Ora et Labora 2024
Es ist der 6. Oktober um 17 Uhr im KJG-Schulungshaus "Ziegelhaus" in Ziegelhausen: insgesamt 15 Jugendliche und Junge Erwachsene treffen dort ein, um dort eine ganze Woche miteinander zu verbringen. Die Woche steht unter dem Titel "Ora et labora" (auf Deutsch: "bete und arbeite") oder auch kurz „OEL“ und wurde ursprünglich vom KMV Heidelberg-Weinheim (Katholischen Ministrant*innen Verband) ins Leben gerufen.
In diesem Jahr übernahm erstmalig der BDKJ Heidelberg-Weinheim (Bund Deutscher Katholischer Jugend) die Organisation - zudem waren zum ersten Mal auch Ministrant*innen aus dem Nachbardekanat Kraichgau dabei.
Die Teilnehmenden gehen in dieser Woche normal ihren Verpflichtungen wie bspw. Schule oder Arbeit nach, kommen im Anschluss aber im Haus zusammen, um dort gemeinsam zu essen, Zeit miteinander zu verbringen und ins Gespräch zu kommen.
Die Gruppe startete jeden Tag früh mit dem Morgenimpuls, sodass alle Teilnehmenden dabei sein können und noch eine Gelegenheit zum Frühstücken haben bevor es bspw. zur Schule ging.

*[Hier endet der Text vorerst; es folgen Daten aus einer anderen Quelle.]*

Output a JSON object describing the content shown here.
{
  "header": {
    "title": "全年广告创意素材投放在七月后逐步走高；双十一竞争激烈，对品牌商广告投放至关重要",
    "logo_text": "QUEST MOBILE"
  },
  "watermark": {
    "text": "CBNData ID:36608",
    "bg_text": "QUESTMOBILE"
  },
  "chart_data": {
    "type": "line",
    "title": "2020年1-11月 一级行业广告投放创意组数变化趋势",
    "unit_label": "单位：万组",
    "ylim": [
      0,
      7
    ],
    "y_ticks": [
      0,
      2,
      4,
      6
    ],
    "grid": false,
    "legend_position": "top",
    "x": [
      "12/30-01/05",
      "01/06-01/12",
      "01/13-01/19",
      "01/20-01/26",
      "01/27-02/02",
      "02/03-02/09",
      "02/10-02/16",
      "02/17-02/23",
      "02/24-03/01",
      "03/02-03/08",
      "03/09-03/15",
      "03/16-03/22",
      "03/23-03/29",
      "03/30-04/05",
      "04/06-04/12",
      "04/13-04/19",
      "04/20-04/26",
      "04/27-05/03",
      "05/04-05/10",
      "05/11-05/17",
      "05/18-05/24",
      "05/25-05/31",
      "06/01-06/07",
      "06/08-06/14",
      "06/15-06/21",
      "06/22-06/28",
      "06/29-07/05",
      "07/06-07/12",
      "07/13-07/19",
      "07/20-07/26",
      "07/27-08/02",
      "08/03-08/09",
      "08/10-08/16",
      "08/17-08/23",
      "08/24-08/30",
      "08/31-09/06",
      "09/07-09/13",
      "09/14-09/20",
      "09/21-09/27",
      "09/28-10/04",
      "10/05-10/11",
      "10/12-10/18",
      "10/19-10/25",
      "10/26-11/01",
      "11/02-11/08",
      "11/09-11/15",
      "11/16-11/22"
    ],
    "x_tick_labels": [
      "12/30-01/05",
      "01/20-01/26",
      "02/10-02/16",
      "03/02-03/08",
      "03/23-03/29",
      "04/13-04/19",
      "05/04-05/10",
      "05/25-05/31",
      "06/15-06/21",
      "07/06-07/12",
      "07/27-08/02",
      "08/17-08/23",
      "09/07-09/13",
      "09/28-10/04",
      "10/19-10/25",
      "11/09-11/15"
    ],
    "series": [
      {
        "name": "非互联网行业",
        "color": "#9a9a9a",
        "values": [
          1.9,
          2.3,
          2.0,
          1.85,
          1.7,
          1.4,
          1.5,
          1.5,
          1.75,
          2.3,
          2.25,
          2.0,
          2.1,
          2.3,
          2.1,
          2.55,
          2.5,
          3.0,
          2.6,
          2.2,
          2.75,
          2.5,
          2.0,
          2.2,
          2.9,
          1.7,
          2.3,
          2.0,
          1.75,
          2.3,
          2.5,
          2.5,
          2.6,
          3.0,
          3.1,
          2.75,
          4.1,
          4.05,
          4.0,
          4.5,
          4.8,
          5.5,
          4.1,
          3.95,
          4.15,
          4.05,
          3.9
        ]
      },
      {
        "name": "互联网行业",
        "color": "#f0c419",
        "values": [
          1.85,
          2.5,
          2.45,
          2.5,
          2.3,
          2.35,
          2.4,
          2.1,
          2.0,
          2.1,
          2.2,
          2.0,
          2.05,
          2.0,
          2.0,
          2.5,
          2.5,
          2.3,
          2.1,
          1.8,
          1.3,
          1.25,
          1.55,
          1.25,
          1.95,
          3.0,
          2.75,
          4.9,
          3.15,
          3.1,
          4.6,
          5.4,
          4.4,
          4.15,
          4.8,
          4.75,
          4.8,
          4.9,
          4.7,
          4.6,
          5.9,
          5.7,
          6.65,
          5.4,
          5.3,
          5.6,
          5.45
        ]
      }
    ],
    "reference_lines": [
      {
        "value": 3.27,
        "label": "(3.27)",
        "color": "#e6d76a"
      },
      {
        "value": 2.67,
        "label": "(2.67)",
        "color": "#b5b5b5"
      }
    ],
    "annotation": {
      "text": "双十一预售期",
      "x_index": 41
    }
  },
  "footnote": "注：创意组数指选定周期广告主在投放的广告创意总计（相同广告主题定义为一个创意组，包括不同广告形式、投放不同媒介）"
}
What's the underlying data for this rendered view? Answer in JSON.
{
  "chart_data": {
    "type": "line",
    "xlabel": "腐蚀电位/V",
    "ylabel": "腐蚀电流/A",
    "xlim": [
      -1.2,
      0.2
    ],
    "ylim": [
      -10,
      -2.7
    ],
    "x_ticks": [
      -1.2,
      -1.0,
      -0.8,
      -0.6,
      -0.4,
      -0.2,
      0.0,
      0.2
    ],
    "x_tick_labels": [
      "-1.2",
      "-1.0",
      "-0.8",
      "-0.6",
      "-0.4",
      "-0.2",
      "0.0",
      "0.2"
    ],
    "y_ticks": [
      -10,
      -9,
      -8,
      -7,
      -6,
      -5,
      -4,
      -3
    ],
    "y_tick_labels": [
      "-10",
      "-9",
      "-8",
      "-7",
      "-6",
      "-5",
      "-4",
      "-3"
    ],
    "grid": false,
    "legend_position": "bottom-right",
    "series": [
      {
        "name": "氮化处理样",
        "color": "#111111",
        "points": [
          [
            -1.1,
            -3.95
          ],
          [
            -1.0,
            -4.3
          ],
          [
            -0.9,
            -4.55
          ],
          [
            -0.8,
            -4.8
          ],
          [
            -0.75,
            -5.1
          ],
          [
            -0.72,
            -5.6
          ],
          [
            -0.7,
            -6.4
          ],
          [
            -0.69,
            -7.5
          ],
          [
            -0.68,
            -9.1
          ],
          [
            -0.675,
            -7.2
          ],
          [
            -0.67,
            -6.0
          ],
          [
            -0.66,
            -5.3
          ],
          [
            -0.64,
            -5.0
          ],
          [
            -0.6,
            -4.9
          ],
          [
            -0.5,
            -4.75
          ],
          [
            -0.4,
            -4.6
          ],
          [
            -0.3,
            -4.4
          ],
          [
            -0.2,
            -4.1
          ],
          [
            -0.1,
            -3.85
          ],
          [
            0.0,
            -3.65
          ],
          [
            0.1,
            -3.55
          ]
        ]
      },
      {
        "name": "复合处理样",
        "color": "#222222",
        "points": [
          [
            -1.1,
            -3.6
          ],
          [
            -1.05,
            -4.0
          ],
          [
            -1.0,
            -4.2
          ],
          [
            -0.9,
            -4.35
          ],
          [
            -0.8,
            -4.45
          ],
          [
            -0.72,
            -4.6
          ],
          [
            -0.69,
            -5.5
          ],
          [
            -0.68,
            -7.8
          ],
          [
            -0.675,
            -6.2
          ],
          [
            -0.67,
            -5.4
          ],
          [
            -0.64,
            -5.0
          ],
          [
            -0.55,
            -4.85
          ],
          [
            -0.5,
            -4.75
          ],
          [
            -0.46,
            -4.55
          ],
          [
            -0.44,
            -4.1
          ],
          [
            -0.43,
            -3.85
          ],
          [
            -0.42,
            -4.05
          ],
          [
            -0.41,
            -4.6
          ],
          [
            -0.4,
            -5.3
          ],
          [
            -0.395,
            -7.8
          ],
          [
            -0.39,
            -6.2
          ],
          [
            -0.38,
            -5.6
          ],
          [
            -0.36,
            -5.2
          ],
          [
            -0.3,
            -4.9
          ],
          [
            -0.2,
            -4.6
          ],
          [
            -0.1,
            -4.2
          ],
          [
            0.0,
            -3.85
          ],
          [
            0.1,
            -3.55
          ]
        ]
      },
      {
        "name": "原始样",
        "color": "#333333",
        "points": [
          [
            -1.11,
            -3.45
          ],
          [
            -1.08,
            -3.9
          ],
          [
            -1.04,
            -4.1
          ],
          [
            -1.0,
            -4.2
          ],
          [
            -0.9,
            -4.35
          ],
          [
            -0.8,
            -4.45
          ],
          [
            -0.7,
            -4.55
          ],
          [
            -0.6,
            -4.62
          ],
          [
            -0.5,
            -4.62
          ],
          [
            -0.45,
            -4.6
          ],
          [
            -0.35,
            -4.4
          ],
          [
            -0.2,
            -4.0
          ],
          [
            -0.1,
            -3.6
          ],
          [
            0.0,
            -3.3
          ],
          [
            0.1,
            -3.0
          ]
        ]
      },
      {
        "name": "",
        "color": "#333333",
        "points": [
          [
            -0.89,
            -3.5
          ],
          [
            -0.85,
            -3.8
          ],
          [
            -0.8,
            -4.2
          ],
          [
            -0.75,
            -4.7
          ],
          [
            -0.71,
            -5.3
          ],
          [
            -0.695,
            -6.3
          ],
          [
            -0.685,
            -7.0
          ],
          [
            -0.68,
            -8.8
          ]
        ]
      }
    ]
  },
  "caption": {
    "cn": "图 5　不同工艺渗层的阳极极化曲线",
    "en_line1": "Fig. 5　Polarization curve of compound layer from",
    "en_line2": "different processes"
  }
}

Spätestens zum Abendessen treffen die meisten Teilnehmenden wieder ein. Gegen 19:30 Uhr geht es dann mit einer längeren Abendeinheit und einem abschließenden Abendimpuls weiter.
In den Abendeinheiten widmete sich die Gruppe jeden Tag einem bestimmten Tagesthema, den die für diesen Tag zuständige Tagesleitung gestaltete. Mal spielerisch, mal kritisch beschäftigten sich die Jugendlichen hierbei beispielsweise mit ihren Ehrenämtern, mit dem Thema „sich bei Gott zuhause fühlen“ sowie Fragen, ob Gott emotional ist oder ob Eisbären eigentlich katholisch sein können.
Zum Abschluss der Aktion fand sich die Gruppe gemeinsam beim „Massen-Ministrieren“ in der ARCHE in Neckargemünd ein. Grund dafür war Pfarrer Tobias Streit, der mit den dortigen Ministrant*innen - einige von ihnen ja selbst Teil der OeL-Gruppe - eine Wette abgeschlossen hatte: 100 Ministrant*innen sollten sich in der ARCHE versammeln, als Belohnung winkte ein Mini-Ausflug in den Europa-Park. Diese Aktion wollte die gesamte Gruppe unterstützen und so feierten die Jugendlichen nicht nur die Sichtbarkeit der Ministrant*innen im Gottesdienst, sondern auch einen gelungenen Abschluss der gemeinsamen Woche OeL.